A school system banned “racially intimidating” clothing, accessories and other symbols Monday night after complaints that students wore Confederate symbols to threaten others.
Orange County Schools in North Carolina banned such items against the advice of their attorney, following seven months of complaints regarding Confederate adornments, according to WTVD-TV.
“Students are not to wear clothing, buttons, patches, jewelry, or any other items with words, phrases, symbols, pictures or signs that are indecent, profane, or racially intimidating that create a reasonable forecast of disruption,” the new policy read.
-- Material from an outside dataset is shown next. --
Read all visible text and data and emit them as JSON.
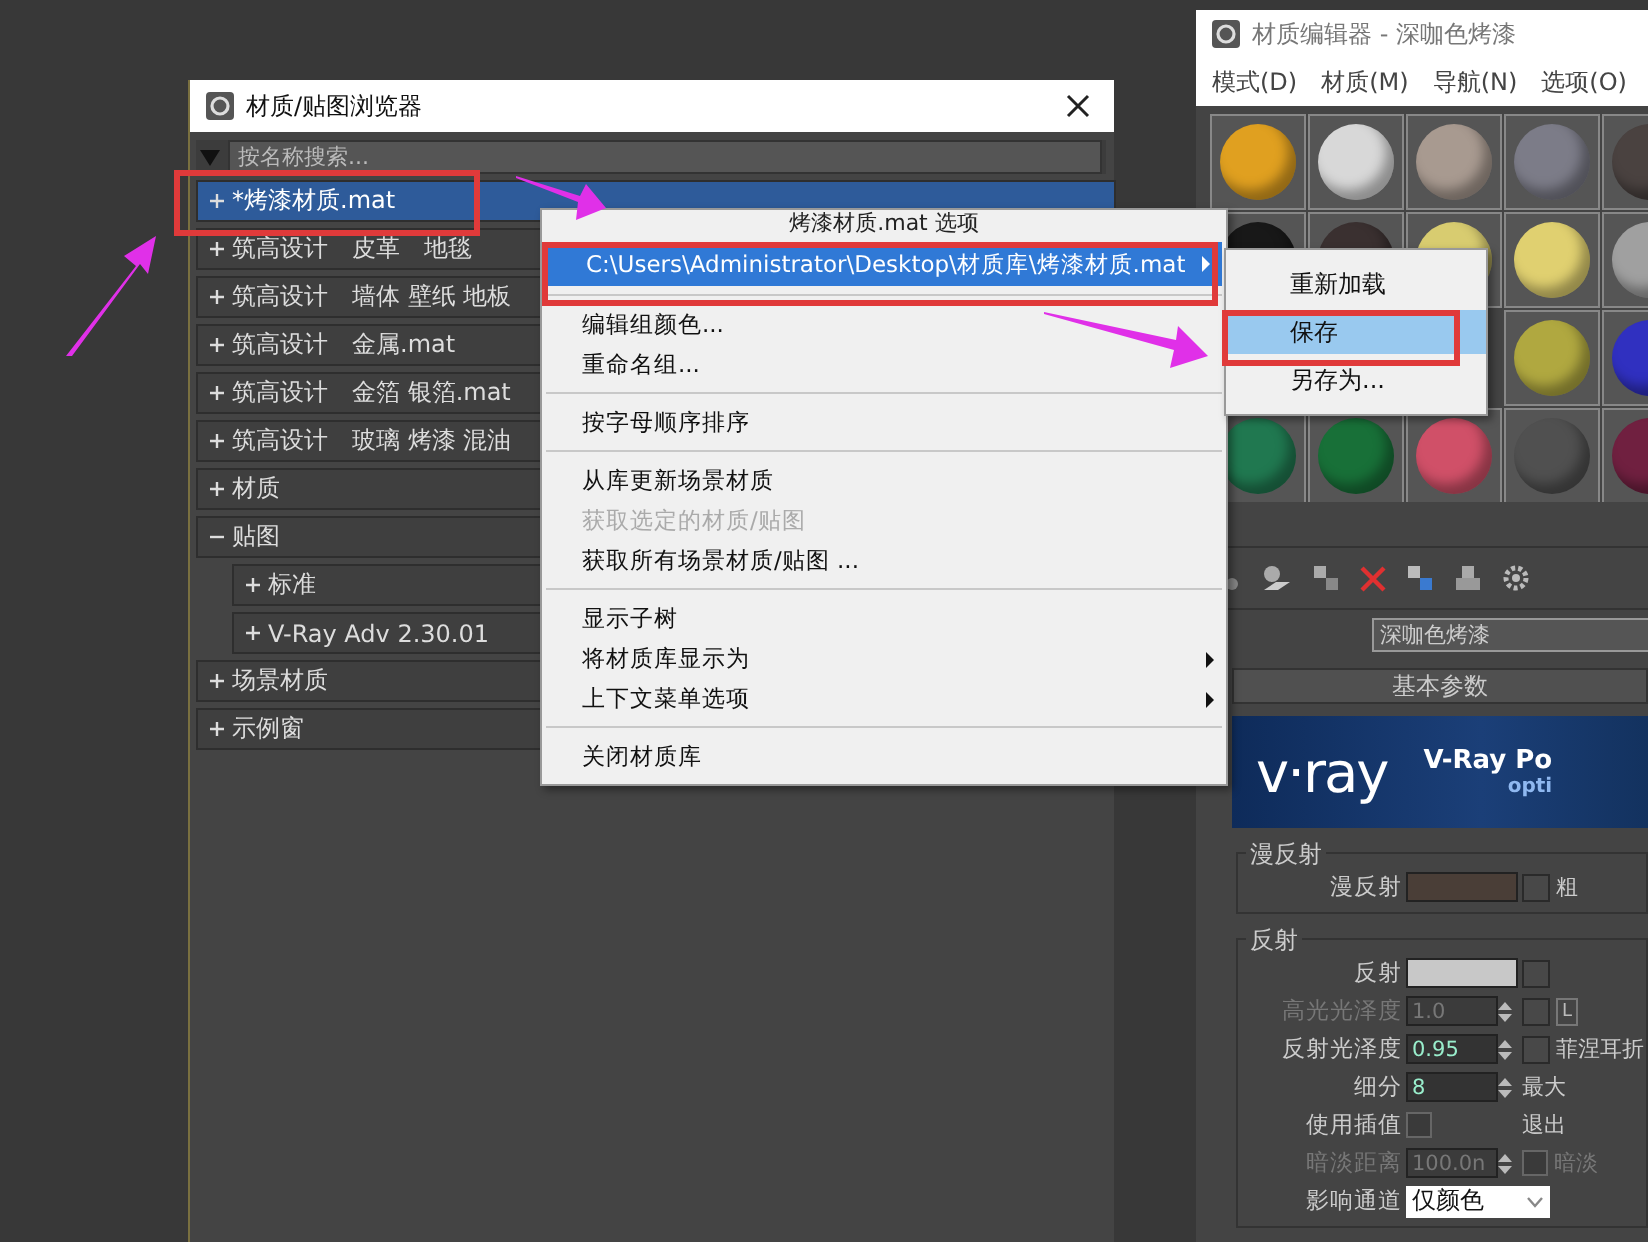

The board initially split 3-3 on the new policy. After Dr. Stephen Halkiotis, the Orange County education board chairman, removed the language concerning “disruption,” the policy passed unanimously.
The lawyer for the Orange County Board of Education had said that the “reasonable forecast of disruption” language was imperative to defend the school against potential lawsuits, but the school board declined to heed this advice.
“It was a win to me,” said parent Latarndra Strong, who serves as a leader of Hate-Free Coalition that has taken charge of the effort to ban Confederate symbols in Orange County schools. “Tonight we’ve shown that when a community stands up and speaks for the people we can get change and be the type of school system we want to be.”
Despite the board not explicitly banning Confederate iconography, the Hate-Free Coalition called the decision a victory.
The Daily Caller News Foundation reached out to the Orange County board chairman, but received no comment in time for publication.